Let $X$ be a measure space. Let $S_j$, $j \in \mathbb N$ be an increasing sequence of $\sigma$-algebras on $X$ such that $S := \bigcup_{j \geq 0} S_j$ is a $\sigma$-algebra. For every $j$, let $\mu_j$ be a probability measure on $S_j$.

Let $f_{ij}$ $(i, j \in \mathbb N)$ be a double indexed sequence of functions such that that for every $j$, $f_{ij}$ converges $\mu_j$-a.e. to a $S_j$ measurable function $f_j$.

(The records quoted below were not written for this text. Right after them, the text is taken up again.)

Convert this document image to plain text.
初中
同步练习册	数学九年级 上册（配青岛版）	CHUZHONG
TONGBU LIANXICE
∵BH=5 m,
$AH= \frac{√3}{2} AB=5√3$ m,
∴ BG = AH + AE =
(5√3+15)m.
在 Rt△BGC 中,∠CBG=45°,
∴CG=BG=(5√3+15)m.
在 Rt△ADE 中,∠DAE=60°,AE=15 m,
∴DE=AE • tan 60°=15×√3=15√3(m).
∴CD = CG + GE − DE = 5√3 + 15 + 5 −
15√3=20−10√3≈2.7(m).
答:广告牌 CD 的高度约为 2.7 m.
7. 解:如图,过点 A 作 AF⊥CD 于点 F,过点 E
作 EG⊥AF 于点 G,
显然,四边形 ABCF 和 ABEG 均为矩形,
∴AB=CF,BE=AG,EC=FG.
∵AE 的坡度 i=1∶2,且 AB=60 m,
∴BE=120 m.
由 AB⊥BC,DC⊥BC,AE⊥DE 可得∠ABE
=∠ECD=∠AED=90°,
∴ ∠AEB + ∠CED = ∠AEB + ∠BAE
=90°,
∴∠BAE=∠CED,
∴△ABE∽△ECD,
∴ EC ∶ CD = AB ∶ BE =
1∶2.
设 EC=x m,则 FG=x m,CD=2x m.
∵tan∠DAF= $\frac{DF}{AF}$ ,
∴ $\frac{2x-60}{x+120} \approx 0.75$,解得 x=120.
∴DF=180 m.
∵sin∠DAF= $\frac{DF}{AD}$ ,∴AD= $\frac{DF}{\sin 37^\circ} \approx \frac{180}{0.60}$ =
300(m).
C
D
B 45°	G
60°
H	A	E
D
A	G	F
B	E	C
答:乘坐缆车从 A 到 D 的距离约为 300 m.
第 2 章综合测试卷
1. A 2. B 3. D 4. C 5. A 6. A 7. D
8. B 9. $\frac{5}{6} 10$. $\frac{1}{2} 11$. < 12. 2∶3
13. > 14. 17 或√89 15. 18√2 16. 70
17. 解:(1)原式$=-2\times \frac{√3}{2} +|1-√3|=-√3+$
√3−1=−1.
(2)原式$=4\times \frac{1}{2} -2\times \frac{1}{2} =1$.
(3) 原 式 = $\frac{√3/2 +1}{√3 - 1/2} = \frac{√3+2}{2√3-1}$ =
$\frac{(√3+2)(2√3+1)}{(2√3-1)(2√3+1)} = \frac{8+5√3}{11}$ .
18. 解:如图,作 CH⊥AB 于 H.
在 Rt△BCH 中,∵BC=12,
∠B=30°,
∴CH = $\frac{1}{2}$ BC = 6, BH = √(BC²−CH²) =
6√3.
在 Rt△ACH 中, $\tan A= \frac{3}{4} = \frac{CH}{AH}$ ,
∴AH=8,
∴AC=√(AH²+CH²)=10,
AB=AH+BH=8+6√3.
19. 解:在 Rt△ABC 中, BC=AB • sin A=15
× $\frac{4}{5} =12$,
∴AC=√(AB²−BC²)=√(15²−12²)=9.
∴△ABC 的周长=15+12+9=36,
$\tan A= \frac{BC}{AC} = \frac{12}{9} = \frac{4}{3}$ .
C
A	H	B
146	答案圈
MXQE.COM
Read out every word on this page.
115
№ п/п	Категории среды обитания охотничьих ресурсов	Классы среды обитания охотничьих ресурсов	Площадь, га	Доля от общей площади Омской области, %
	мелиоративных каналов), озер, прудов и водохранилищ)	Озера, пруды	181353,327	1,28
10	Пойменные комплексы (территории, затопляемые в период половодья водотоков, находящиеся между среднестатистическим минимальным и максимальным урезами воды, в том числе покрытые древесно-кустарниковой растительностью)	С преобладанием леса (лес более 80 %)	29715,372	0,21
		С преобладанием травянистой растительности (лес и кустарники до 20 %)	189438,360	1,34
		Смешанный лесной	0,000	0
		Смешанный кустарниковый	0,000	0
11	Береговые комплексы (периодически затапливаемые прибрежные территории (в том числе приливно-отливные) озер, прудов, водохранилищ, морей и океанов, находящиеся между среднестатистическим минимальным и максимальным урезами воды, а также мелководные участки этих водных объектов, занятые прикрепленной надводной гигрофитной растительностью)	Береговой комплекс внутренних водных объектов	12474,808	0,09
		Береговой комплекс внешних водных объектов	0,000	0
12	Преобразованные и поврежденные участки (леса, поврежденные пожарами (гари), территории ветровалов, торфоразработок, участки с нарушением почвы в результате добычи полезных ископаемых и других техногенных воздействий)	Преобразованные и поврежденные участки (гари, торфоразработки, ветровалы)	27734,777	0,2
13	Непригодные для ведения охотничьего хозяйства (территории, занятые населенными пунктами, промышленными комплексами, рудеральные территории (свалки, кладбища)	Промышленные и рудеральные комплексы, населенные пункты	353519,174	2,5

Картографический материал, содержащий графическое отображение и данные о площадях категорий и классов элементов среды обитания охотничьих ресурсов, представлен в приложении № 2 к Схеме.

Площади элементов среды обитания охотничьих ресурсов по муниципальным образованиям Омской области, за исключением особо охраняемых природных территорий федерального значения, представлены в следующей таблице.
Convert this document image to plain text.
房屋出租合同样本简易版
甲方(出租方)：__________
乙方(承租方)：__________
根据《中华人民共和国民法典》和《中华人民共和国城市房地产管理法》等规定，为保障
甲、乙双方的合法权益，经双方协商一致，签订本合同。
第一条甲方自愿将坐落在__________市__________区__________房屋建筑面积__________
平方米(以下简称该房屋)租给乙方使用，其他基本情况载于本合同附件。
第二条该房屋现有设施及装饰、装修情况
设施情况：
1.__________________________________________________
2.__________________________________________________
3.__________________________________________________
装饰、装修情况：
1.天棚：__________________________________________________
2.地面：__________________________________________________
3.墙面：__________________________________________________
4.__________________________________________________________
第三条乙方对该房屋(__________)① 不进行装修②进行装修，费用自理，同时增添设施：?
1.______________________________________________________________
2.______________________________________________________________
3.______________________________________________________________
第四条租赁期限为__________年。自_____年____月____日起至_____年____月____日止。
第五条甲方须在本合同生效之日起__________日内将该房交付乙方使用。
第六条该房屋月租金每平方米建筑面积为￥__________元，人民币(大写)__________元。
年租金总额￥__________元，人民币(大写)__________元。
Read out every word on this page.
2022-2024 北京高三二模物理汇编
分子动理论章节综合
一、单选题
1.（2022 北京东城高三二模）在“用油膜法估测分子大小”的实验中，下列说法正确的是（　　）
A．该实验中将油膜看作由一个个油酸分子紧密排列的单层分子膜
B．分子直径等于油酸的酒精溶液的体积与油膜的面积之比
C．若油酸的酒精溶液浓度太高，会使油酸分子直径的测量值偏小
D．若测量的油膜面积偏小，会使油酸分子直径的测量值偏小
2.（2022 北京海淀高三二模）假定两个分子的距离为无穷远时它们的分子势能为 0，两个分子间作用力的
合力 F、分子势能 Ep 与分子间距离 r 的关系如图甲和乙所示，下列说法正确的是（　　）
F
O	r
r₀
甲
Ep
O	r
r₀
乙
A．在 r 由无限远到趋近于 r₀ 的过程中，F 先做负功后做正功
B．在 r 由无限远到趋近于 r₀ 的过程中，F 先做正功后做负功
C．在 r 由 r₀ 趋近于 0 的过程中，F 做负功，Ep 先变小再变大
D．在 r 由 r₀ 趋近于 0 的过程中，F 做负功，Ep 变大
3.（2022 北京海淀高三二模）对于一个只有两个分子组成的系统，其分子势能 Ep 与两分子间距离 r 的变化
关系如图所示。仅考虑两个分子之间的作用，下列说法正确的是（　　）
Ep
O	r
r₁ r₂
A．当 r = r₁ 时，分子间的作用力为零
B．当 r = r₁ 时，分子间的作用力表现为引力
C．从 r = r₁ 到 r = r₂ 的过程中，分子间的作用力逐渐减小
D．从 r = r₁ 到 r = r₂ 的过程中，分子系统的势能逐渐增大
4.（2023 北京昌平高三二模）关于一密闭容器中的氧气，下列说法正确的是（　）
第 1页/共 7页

Suppose there exists some probability measure $\mu$ on $S$ such that $f_j$ converges $\mu$-a.e. to a function $f$.

Suppose further that:

the restriction of $\mu$ to $S_j$ is absolutely continuous with respect to $\mu_j$ for every $j$

$f_{ij}, f_j, f$ are $\mu$-integrable, and $f_{ij}$ is $\mu_j$-integrable for every $i, j$

$\int f_{ij} \, d \mu_j \to \int f_j \, d \mu_j$ for every $j$

$\int f_j \, d \mu \to \int f \, d \mu$

Is it true that there exists a increasing function $b: \mathbb N \to \mathbb N$ such that $\int f_{n, b(n)} \, d \mu$ converges to $\int f \, d \mu$?